14-core Alder Lake-P processor splutters through Geekbench test with the usual curious results but retains promise of great things for Intel's 10 nm hybrid generation
There have been a few Alder Lake-related leaks so far, but it is still too early to try to pinpoint what performance levels we can expect from Intel’s 12th Gen hybrid processors. An Alder Lake-P sample, which could be eventually heading to a mobile platform, pulled out scores of 1,287 points in the single-core test and 8,950 points in the multi-core run in a recent Geekbench 5 appearance. Those aren’t terrible scores; in fact, they are even greater than those recorded by a likely more-powerful 16-core Alder Lake-S SKU that we reported on back in December of last year.
The 14-core, 20-thread Alder Lake-P chip at stepping level 0 (engineering sample) should be made up of six Golden Cove cores for high-performance operation and eight Gracemont cores for efficiency, thus utilizing a hybrid architecture akin to Apple’s successful ARM-based M1 chip. As only the Golden Cove cores can take advantage of Hyper-Threading technology, this explains the curious thread count: (6x2) + (8x1) = 20. The novel microarchitecture of the Intel Alder Lake chip will also explain the 27.1 GHz misreading for CPU maximum frequency. The base clock rate is recorded as 1.40 GHz.

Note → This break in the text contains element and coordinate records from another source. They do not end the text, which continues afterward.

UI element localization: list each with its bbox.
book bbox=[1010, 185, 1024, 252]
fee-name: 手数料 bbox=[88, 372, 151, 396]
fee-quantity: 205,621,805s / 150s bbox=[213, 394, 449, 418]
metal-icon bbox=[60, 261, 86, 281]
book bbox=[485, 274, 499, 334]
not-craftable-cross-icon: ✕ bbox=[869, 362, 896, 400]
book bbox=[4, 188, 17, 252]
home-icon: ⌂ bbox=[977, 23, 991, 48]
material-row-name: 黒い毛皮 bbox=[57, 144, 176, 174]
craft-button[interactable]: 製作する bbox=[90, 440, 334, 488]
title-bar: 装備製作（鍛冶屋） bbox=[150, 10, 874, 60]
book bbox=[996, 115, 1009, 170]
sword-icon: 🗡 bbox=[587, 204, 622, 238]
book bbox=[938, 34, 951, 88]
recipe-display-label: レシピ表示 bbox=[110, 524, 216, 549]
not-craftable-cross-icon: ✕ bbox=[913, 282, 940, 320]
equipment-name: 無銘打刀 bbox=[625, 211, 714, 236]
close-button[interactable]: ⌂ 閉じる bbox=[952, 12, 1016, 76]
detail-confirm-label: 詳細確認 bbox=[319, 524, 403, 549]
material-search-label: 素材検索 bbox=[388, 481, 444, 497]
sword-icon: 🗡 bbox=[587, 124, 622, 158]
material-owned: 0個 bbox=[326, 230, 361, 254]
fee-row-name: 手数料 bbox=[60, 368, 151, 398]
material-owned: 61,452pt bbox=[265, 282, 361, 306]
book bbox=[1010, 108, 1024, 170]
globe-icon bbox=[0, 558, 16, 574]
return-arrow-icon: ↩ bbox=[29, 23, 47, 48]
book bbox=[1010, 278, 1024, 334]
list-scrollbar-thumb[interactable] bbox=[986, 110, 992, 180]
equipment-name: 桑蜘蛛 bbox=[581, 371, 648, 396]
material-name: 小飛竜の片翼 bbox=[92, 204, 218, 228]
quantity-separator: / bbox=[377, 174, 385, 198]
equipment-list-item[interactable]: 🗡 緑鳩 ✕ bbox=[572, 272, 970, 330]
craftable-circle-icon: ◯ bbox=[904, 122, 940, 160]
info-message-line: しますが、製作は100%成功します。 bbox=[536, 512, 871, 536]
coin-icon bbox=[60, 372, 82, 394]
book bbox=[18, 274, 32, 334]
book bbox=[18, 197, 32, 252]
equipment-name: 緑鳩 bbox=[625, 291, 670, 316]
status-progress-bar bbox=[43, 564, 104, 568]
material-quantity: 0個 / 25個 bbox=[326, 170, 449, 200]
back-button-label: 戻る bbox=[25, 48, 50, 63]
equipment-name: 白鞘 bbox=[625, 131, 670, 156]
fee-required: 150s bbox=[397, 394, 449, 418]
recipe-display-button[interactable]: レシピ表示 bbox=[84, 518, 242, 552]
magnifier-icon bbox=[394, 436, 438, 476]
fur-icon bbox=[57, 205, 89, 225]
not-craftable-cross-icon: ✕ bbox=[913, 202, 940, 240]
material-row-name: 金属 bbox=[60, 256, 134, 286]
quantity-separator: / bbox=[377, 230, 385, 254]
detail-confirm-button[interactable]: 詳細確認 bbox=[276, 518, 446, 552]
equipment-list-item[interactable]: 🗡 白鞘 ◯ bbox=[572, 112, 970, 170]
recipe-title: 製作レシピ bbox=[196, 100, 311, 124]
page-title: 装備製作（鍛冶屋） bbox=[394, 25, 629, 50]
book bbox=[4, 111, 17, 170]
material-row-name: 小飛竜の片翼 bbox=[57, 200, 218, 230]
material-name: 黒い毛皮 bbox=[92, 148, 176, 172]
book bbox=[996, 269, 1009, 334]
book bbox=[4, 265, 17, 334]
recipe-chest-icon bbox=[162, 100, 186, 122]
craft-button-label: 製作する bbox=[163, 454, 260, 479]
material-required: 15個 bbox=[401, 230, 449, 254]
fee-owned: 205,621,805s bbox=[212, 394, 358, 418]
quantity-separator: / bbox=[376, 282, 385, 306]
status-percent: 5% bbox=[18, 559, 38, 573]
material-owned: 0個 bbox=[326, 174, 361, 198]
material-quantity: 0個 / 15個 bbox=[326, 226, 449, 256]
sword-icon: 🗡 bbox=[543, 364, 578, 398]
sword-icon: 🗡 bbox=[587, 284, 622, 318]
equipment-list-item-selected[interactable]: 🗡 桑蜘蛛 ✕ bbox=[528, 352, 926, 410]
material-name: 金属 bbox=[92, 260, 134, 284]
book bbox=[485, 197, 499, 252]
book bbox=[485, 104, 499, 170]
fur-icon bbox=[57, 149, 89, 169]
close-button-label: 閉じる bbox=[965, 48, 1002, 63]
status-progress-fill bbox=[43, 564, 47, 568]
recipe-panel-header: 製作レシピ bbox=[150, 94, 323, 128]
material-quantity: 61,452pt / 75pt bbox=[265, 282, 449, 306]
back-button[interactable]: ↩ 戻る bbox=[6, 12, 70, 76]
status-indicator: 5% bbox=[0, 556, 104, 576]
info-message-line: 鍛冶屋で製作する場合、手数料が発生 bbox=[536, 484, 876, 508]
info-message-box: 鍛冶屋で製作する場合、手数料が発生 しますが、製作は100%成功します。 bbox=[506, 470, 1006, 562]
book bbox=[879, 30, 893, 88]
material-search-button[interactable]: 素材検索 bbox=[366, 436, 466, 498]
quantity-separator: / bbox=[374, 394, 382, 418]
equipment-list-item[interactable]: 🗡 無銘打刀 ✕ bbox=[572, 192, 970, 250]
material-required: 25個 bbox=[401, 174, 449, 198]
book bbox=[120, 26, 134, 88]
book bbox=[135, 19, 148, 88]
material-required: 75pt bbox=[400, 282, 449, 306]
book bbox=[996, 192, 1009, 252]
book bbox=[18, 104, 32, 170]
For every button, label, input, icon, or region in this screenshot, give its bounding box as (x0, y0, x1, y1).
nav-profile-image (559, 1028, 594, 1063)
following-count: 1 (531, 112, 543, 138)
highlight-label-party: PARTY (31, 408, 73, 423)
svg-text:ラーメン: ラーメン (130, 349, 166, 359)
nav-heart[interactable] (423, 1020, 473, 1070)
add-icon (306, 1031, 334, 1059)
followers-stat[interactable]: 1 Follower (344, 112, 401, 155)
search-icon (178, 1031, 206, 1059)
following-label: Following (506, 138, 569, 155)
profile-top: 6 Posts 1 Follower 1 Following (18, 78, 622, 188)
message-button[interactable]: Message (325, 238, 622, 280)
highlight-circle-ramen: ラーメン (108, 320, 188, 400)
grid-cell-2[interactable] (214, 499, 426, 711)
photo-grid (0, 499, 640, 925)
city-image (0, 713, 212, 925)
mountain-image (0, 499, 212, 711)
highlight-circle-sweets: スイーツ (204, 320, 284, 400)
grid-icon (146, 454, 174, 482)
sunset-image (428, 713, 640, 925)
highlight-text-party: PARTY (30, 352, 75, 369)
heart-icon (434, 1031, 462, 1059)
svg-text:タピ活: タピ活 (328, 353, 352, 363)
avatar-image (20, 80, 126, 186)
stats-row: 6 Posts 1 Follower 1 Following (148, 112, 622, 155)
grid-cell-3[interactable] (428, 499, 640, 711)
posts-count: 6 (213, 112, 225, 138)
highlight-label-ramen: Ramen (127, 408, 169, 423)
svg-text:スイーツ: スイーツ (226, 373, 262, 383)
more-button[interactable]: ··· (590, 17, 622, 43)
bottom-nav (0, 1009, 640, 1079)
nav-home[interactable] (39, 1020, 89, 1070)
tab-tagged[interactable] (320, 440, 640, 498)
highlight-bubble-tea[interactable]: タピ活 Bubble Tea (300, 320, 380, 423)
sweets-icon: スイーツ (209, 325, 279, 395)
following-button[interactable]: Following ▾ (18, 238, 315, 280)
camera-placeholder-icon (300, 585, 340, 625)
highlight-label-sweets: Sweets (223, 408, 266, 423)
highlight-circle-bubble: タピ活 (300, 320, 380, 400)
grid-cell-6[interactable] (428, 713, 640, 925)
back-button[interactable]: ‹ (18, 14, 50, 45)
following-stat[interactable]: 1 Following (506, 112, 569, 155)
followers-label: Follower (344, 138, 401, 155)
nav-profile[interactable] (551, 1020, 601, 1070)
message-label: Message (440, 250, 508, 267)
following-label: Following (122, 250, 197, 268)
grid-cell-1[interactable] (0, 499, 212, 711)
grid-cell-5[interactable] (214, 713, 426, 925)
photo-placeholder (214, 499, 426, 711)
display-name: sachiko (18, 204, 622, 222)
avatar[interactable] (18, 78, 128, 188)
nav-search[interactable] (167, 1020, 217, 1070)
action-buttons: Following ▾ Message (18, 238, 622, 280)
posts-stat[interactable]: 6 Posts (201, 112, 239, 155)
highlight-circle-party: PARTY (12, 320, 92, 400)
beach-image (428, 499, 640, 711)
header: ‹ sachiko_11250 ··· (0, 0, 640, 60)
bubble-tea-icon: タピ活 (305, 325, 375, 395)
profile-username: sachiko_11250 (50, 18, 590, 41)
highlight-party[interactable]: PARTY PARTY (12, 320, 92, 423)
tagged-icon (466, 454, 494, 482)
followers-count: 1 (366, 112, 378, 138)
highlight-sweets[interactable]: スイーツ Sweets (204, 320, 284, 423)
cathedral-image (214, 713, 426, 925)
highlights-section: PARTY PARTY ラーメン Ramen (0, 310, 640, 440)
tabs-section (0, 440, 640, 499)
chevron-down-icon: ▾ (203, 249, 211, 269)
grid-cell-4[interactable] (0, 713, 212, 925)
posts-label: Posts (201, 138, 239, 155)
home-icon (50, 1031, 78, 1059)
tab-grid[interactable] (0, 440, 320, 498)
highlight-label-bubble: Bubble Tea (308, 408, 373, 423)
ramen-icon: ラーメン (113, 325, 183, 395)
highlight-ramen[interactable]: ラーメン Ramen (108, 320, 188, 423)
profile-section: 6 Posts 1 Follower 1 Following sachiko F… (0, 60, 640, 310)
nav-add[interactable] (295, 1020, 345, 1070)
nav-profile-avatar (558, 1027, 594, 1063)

Alder Lake, at least at the moment, doesn’t seem to be a generation aimed at those who just want the fastest CPU speeds and the quickest benchmark performances. Intel will be producing the chips based on its 10 nm Enhanced SuperFin process, so there’s the promise of greater energy efficiency from Team Blue for a start. On top of that, there is DDR5 support, which is mentioned in the Geekbench listing for this 14-core Alder Lake-P sample. The hybrid chip series, which is rumored to be coming in November, will require new LGA 1700 motherboards for the desktop parts, though.